When you buy a stock, you are paying one price today for all of its future profits. If their sales or profit margins go up more than expected in the future, the stock rises. It is that simple. And that complicated.
It is not just future profits that you are trying to predict. That's hard enough. A new competitor or a new technology could steal your sales. Tastes could change overnight. Or you might come up with a new process that automates a step that used to be expensive, causing your profits to jump.
You also have to predict the value of those future profits. If you discount next year's profits by 10% and interest rates rise, you need to discount profits by 15%, lowering today's value of future profits. If currencies drop in value, future profits might rise.
There are so many moving variables that can drive predicted future profits up or down that it is no wonder that the market is continuously moving. But the most fundamental problem with all this has to do with margin of error.
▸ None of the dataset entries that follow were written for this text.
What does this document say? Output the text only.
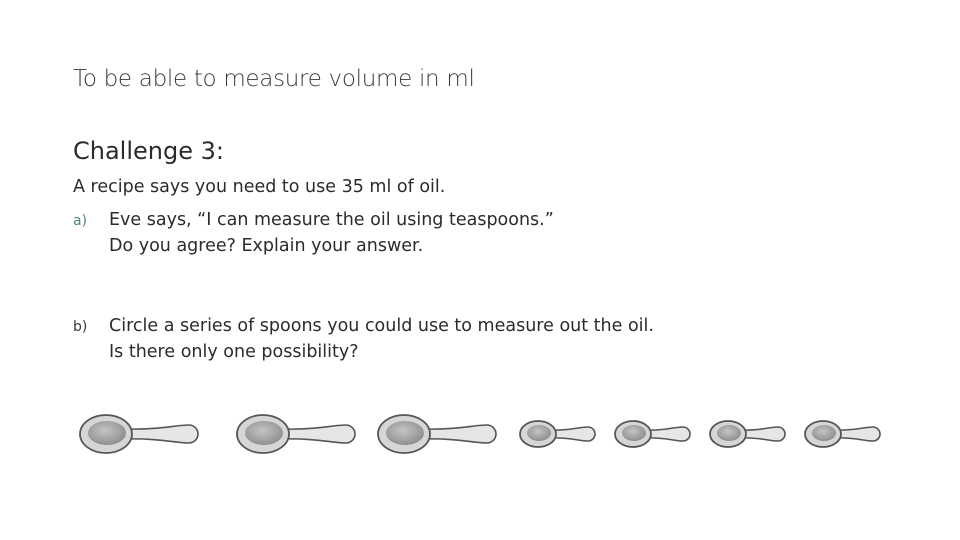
To be able to measure volume in ml
Challenge 3:
A recipe says you need to use 35 ml of oil.
a) Eve says, “I can measure the oil using teaspoons.”
Do you agree? Explain your answer.
b) Circle a series of spoons you could use to measure out the oil.
Is there only one possibility?
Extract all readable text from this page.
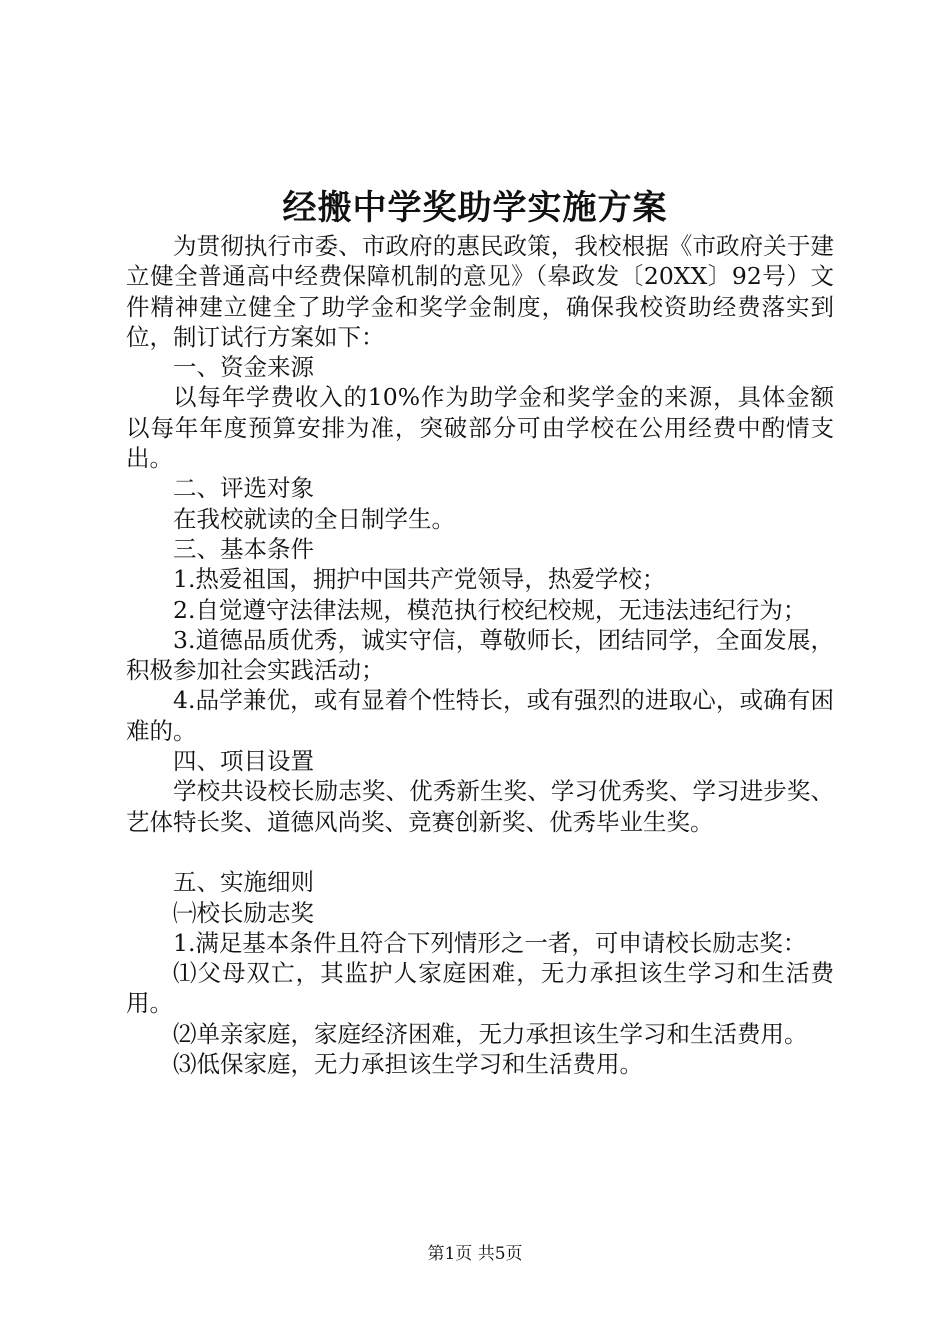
经搬中学奖助学实施方案

为贯彻执行市委、市政府的惠民政策，我校根据《市政府关于建立健全普通高中经费保障机制的意见》（皋政发〔20XX〕92号）文件精神建立健全了助学金和奖学金制度，确保我校资助经费落实到位，制订试行方案如下：

一、资金来源

以每年学费收入的10%作为助学金和奖学金的来源，具体金额以每年年度预算安排为准，突破部分可由学校在公用经费中酌情支出。

二、评选对象

在我校就读的全日制学生。

三、基本条件

1.热爱祖国，拥护中国共产党领导，热爱学校；

2.自觉遵守法律法规，模范执行校纪校规，无违法违纪行为；

3.道德品质优秀，诚实守信，尊敬师长，团结同学，全面发展，积极参加社会实践活动；

4.品学兼优，或有显着个性特长，或有强烈的进取心，或确有困难的。

四、项目设置

学校共设校长励志奖、优秀新生奖、学习优秀奖、学习进步奖、艺体特长奖、道德风尚奖、竞赛创新奖、优秀毕业生奖。

五、实施细则

㈠校长励志奖

1.满足基本条件且符合下列情形之一者，可申请校长励志奖：

⑴父母双亡，其监护人家庭困难，无力承担该生学习和生活费用。

⑵单亲家庭，家庭经济困难，无力承担该生学习和生活费用。

⑶低保家庭，无力承担该生学习和生活费用。

第1页 共5页
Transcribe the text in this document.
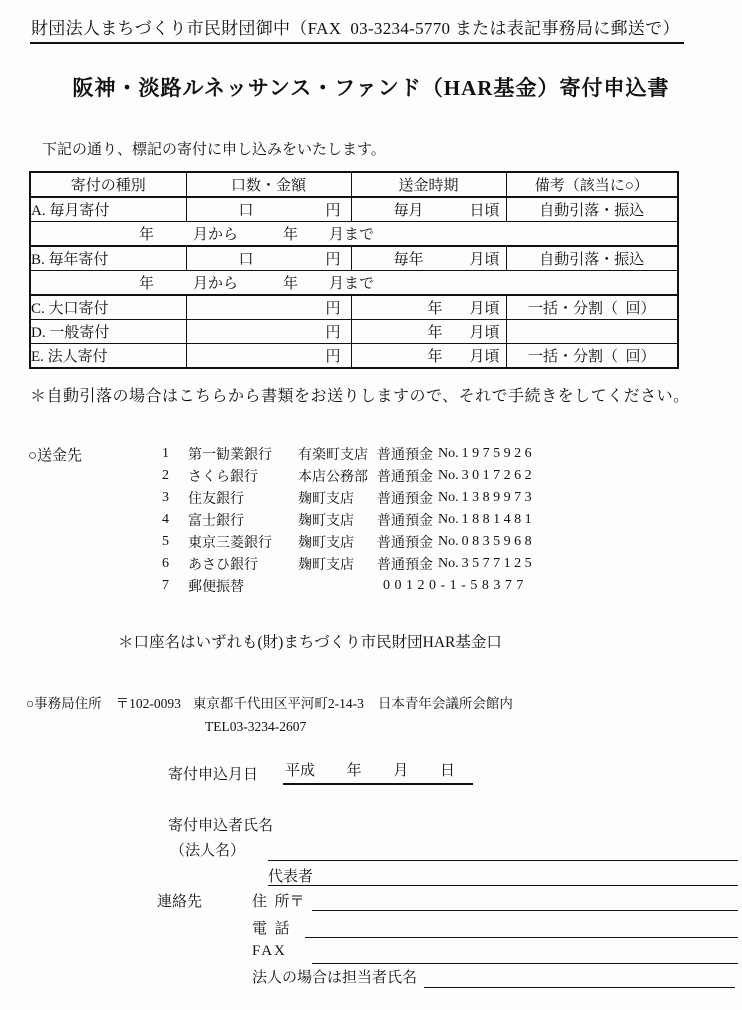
財団法人まちづくり市民財団御中（FAX  03-3234-5770 または表記事務局に郵送で）
阪神・淡路ルネッサンス・ファンド（HAR基金）寄付申込書

下記の通り、標記の寄付に申し込みをいたします。

寄付の種別	口数・金額	送金時期	備考（該当に○）
A. 毎月寄付	口 円	毎月 日頃	自動引落・振込

年 月から 年 月まで			

B. 毎年寄付	口 円	毎年 月頃	自動引落・振込

年 月から 年 月まで			

C. 大口寄付	円	年 月頃	一括・分割（  回）
D. 一般寄付	円	年 月頃	

E. 法人寄付	円	年 月頃	一括・分割（  回）

＊自動引落の場合はこちらから書類をお送りしますので、それで手続きをしてください。

○送金先	1	第一勧業銀行	有楽町支店 普通預金 No. 1975926
2	さくら銀行	本店公務部 普通預金 No. 3017262
3	住友銀行	麹町支店	普通預金 No. 1389973
4	富士銀行	麹町支店	普通預金 No. 1881481
5	東京三菱銀行	麹町支店	普通預金 No. 0835968
6	あさひ銀行	麹町支店	普通預金 No. 3577125
7	郵便振替	00120-1-58377

＊口座名はいずれも(財)まちづくり市民財団HAR基金口

○事務局住所 〒102-0093 東京都千代田区平河町2-14-3 日本青年会議所会館内
TEL03-3234-2607
寄付申込月日 平成 年 月 日
寄付申込者氏名
（法人名）
代表者
連絡先	住  所〒
電  話
FAX
法人の場合は担当者氏名
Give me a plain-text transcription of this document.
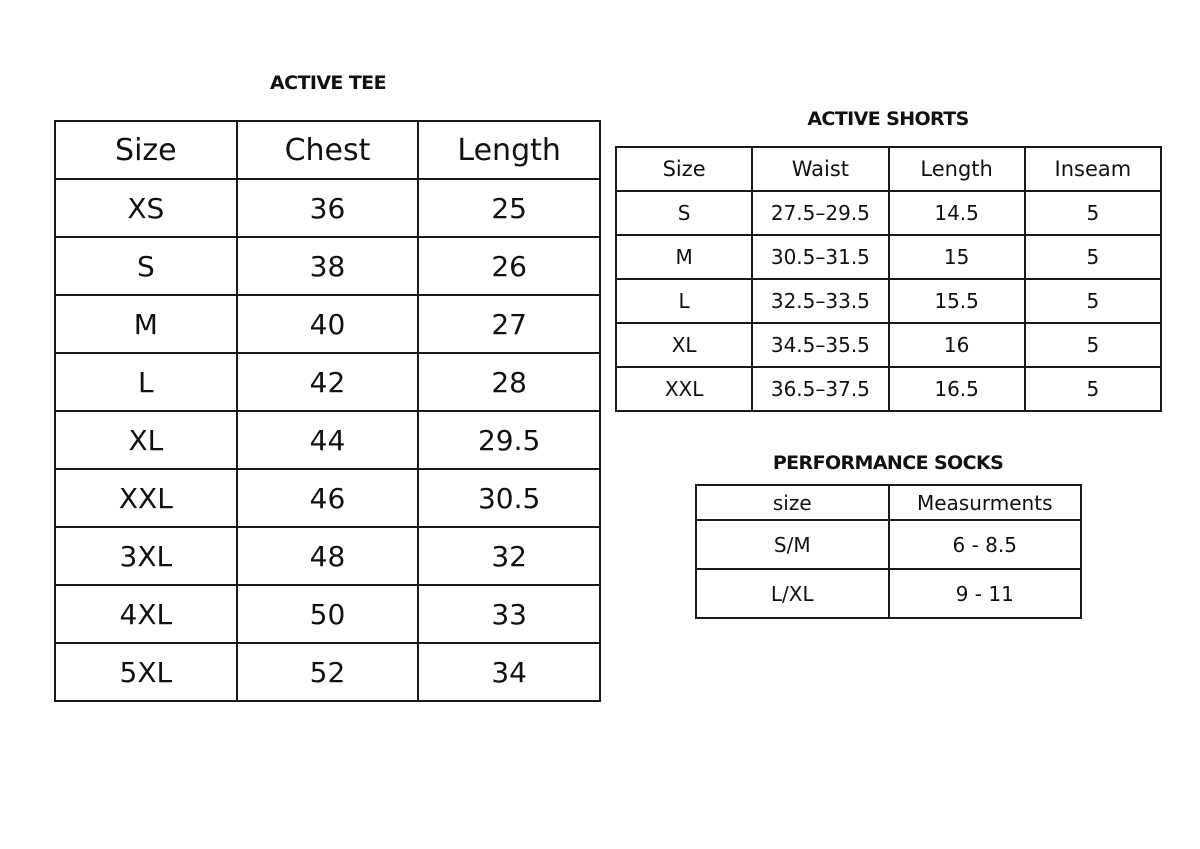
ACTIVE TEE
Size	Chest	Length
XS	36	25
S	38	26
M	40	27
L	42	28
XL	44	29.5
XXL	46	30.5
3XL	48	32
4XL	50	33
5XL	52	34
ACTIVE SHORTS
Size	Waist	Length	Inseam
S	27.5–29.5	14.5	5
M	30.5–31.5	15	5
L	32.5–33.5	15.5	5
XL	34.5–35.5	16	5
XXL	36.5–37.5	16.5	5
PERFORMANCE SOCKS
size	Measurments
S/M	6 - 8.5
L/XL	9 - 11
You might estimate profits into the future but the further you forecast, the larger your margin of error. This is just a fact. The problem with this, though, is that the margin of error for the whole stock market is probably 5% to 20%, a swing as big - up OR down - as the movement in any given year. Even with really good forecasts, the difference between, say, $8 or $10 for the price of a stock is really just a difference in where you - arbitrarily - choose to land within your margin of error. "Big" market movements can be the equivalent of normal variation.
One fundamental flaw with the market is that we give precise prices to stocks that could more reasonably be given a price range. And because assumptions are continually shifting, so are those prices. This guarantees market volatility.